A new device called a retroreflector, from North Carolina State University, has the ability to reflect sound better than any other device. It can reflect sound across an operating range of 70 degrees in either direction. The new device has a high potential for many applications in healthcare and more.
(a)–(h) The simulated total sound field energy profiles of the APR as a function of incident angle ranging from 0° to 70° in 10° steps. Source: North Carolina State University
"The technology makes use of two engineered materials," says Yun Jing, an associate professor of mechanical and aerospace engineering at North Carolina State University and co-corresponding author of a paper on the work.
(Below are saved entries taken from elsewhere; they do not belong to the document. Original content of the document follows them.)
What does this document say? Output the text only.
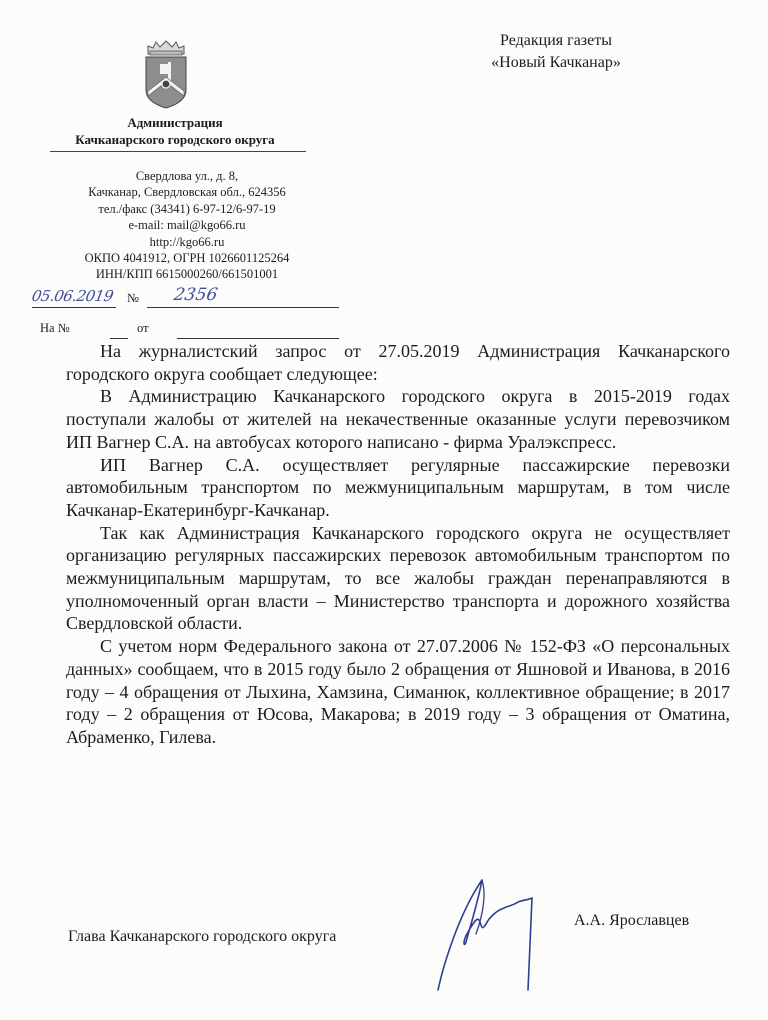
Администрация
Качканарского городского округа
Свердлова ул., д. 8,
Качканар, Свердловская обл., 624356
тел./факс (34341) 6-97-12/6-97-19
e-mail: mail@kgo66.ru
http://kgo66.ru
ОКПО 4041912, ОГРН 1026601125264
ИНН/КПП 6615000260/661501001
05.06.2019 № 2356
На №	от
Редакция газеты
«Новый Качканар»

На журналистский запрос от 27.05.2019 Администрация Качканарского городского округа сообщает следующее:

В Администрацию Качканарского городского округа в 2015-2019 годах поступали жалобы от жителей на некачественные оказанные услуги перевозчиком ИП Вагнер С.А. на автобусах которого написано - фирма Уралэкспресс.

ИП Вагнер С.А. осуществляет регулярные пассажирские перевозки автомобильным транспортом по межмуниципальным маршрутам, в том числе Качканар-Екатеринбург-Качканар.

Так как Администрация Качканарского городского округа не осуществляет организацию регулярных пассажирских перевозок автомобильным транспортом по межмуниципальным маршрутам, то все жалобы граждан перенаправляются в уполномоченный орган власти – Министерство транспорта и дорожного хозяйства Свердловской области.

С учетом норм Федерального закона от 27.07.2006 № 152-ФЗ «О персональных данных» сообщаем, что в 2015 году было 2 обращения от Яшновой и Иванова, в 2016 году – 4 обращения от Лыхина, Хамзина, Симанюк, коллективное обращение; в 2017 году – 2 обращения от Юсова, Макарова; в 2019 году – 3 обращения от Оматина, Абраменко, Гилева.

Глава Качканарского городского округа
А.А. Ярославцев
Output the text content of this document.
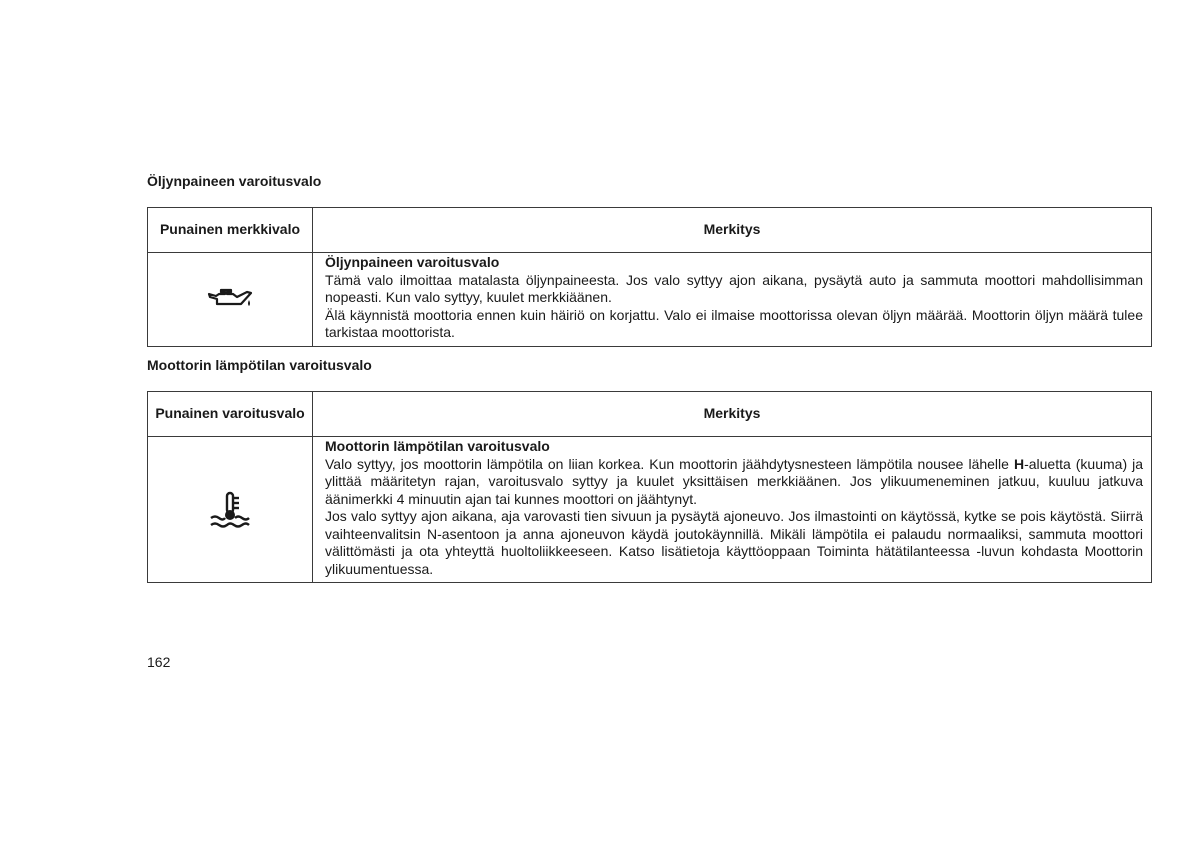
Öljynpaineen varoitusvalo
Punainen merkkivalo	Merkitys

Öljynpaineen varoitusvalo
Tämä valo ilmoittaa matalasta öljynpaineesta. Jos valo syttyy ajon aikana, pysäytä auto ja sammuta moottori mahdollisimman nopeasti. Kun valo syttyy, kuulet merkkiäänen.
Älä käynnistä moottoria ennen kuin häiriö on korjattu. Valo ei ilmaise moottorissa olevan öljyn määrää. Moottorin öljyn määrä tulee tarkistaa moottorista.
Moottorin lämpötilan varoitusvalo
Punainen varoitusvalo	Merkitys

Moottorin lämpötilan varoitusvalo
Valo syttyy, jos moottorin lämpötila on liian korkea. Kun moottorin jäähdytysnesteen lämpötila nousee lähelle H-aluetta (kuuma) ja ylittää määritetyn rajan, varoitusvalo syttyy ja kuulet yksittäisen merkkiäänen. Jos ylikuumeneminen jatkuu, kuuluu jatkuva äänimerkki 4 minuutin ajan tai kunnes moottori on jäähtynyt.
Jos valo syttyy ajon aikana, aja varovasti tien sivuun ja pysäytä ajoneuvo. Jos ilmastointi on käytössä, kytke se pois käytöstä. Siirrä vaihteenvalitsin N-asentoon ja anna ajoneuvon käydä joutokäynnillä. Mikäli lämpötila ei palaudu normaaliksi, sammuta moottori välittömästi ja ota yhteyttä huoltoliikkeeseen. Katso lisätietoja käyttöoppaan Toiminta hätätilanteessa -luvun kohdasta Moottorin ylikuumentuessa.
162
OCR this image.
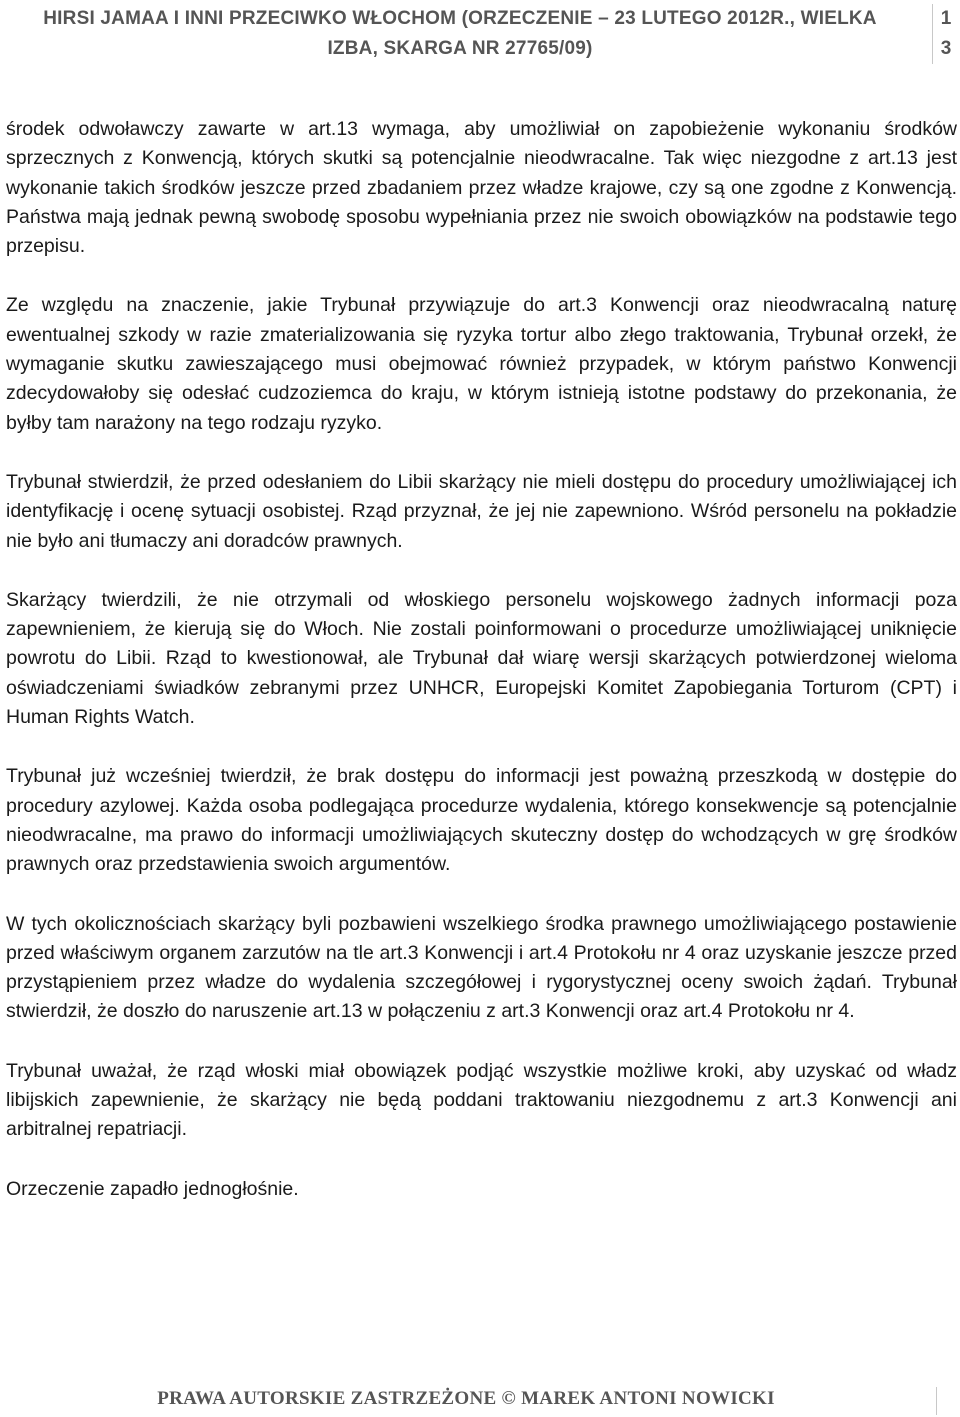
HIRSI JAMAA I INNI PRZECIWKO WŁOCHOM (ORZECZENIE – 23 LUTEGO 2012R., WIELKA
IZBA, SKARGA NR 27765/09)
1
3

środek odwoławczy zawarte w art.13 wymaga, aby umożliwiał on zapobieżenie wykonaniu środków sprzecznych z Konwencją, których skutki są potencjalnie nieodwracalne. Tak więc niezgodne z art.13 jest wykonanie takich środków jeszcze przed zbadaniem przez władze krajowe, czy są one zgodne z Konwencją. Państwa mają jednak pewną swobodę sposobu wypełniania przez nie swoich obowiązków na podstawie tego przepisu.

Ze względu na znaczenie, jakie Trybunał przywiązuje do art.3 Konwencji oraz nieodwracalną naturę ewentualnej szkody w razie zmaterializowania się ryzyka tortur albo złego traktowania, Trybunał orzekł, że wymaganie skutku zawieszającego musi obejmować również przypadek, w którym państwo Konwencji zdecydowałoby się odesłać cudzoziemca do kraju, w którym istnieją istotne podstawy do przekonania, że byłby tam narażony na tego rodzaju ryzyko.

Trybunał stwierdził, że przed odesłaniem do Libii skarżący nie mieli dostępu do procedury umożliwiającej ich identyfikację i ocenę sytuacji osobistej. Rząd przyznał, że jej nie zapewniono. Wśród personelu na pokładzie nie było ani tłumaczy ani doradców prawnych.

Skarżący twierdzili, że nie otrzymali od włoskiego personelu wojskowego żadnych informacji poza zapewnieniem, że kierują się do Włoch. Nie zostali poinformowani o procedurze umożliwiającej uniknięcie powrotu do Libii. Rząd to kwestionował, ale Trybunał dał wiarę wersji skarżących potwierdzonej wieloma oświadczeniami świadków zebranymi przez UNHCR, Europejski Komitet Zapobiegania Torturom (CPT) i Human Rights Watch.

Trybunał już wcześniej twierdził, że brak dostępu do informacji jest poważną przeszkodą w dostępie do procedury azylowej. Każda osoba podlegająca procedurze wydalenia, którego konsekwencje są potencjalnie nieodwracalne, ma prawo do informacji umożliwiających skuteczny dostęp do wchodzących w grę środków prawnych oraz przedstawienia swoich argumentów.

W tych okolicznościach skarżący byli pozbawieni wszelkiego środka prawnego umożliwiającego postawienie przed właściwym organem zarzutów na tle art.3 Konwencji i art.4 Protokołu nr 4 oraz uzyskanie jeszcze przed przystąpieniem przez władze do wydalenia szczegółowej i rygorystycznej oceny swoich żądań. Trybunał stwierdził, że doszło do naruszenie art.13 w połączeniu z art.3 Konwencji oraz art.4 Protokołu nr 4.

Trybunał uważał, że rząd włoski miał obowiązek podjąć wszystkie możliwe kroki, aby uzyskać od władz libijskich zapewnienie, że skarżący nie będą poddani traktowaniu niezgodnemu z art.3 Konwencji ani arbitralnej repatriacji.

Orzeczenie zapadło jednogłośnie.

PRAWA AUTORSKIE ZASTRZEŻONE © MAREK ANTONI NOWICKI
"The first layer focuses the incoming sound waves onto a second layer, which then sends the sound waves back to their source. We were inspired by a similar approach used in optics research, but we think we are the first to use this technique in the acoustics field."
Older technology relies on a series of rectangular pins arranged across a material. Soundwaves bounced off the pins' sides to their bottom and then back to the original source. While this was relatively effective, the device is bulky and has a very limited range of angles for the sound to bounce back.
The retroreflector is a great improvement over this device. It is much slimmer than the previous devices and can work over a much wider range of angles. The prototype of the retroreflector has been tested and proven to be effective. At zero degrees, where the sound source is perpendicular to the surface of the device, 60 percent of the sound bounced off the device and back to the original source. At 70 degrees, which is the extreme end of the range, 40 percent of the sound was reflected back to the source. These developments may not seem like much, but they are actually a major improvement over the previous devices.
"We have a fully functional prototype now, and our next steps include fine-tuning the technology for use in specific applications, such as medical ultrasound," Jing says. "Frankly, we think there are likely applications that we haven't thought of yet."
The paper on this technology was published in the journal Physical Review Material.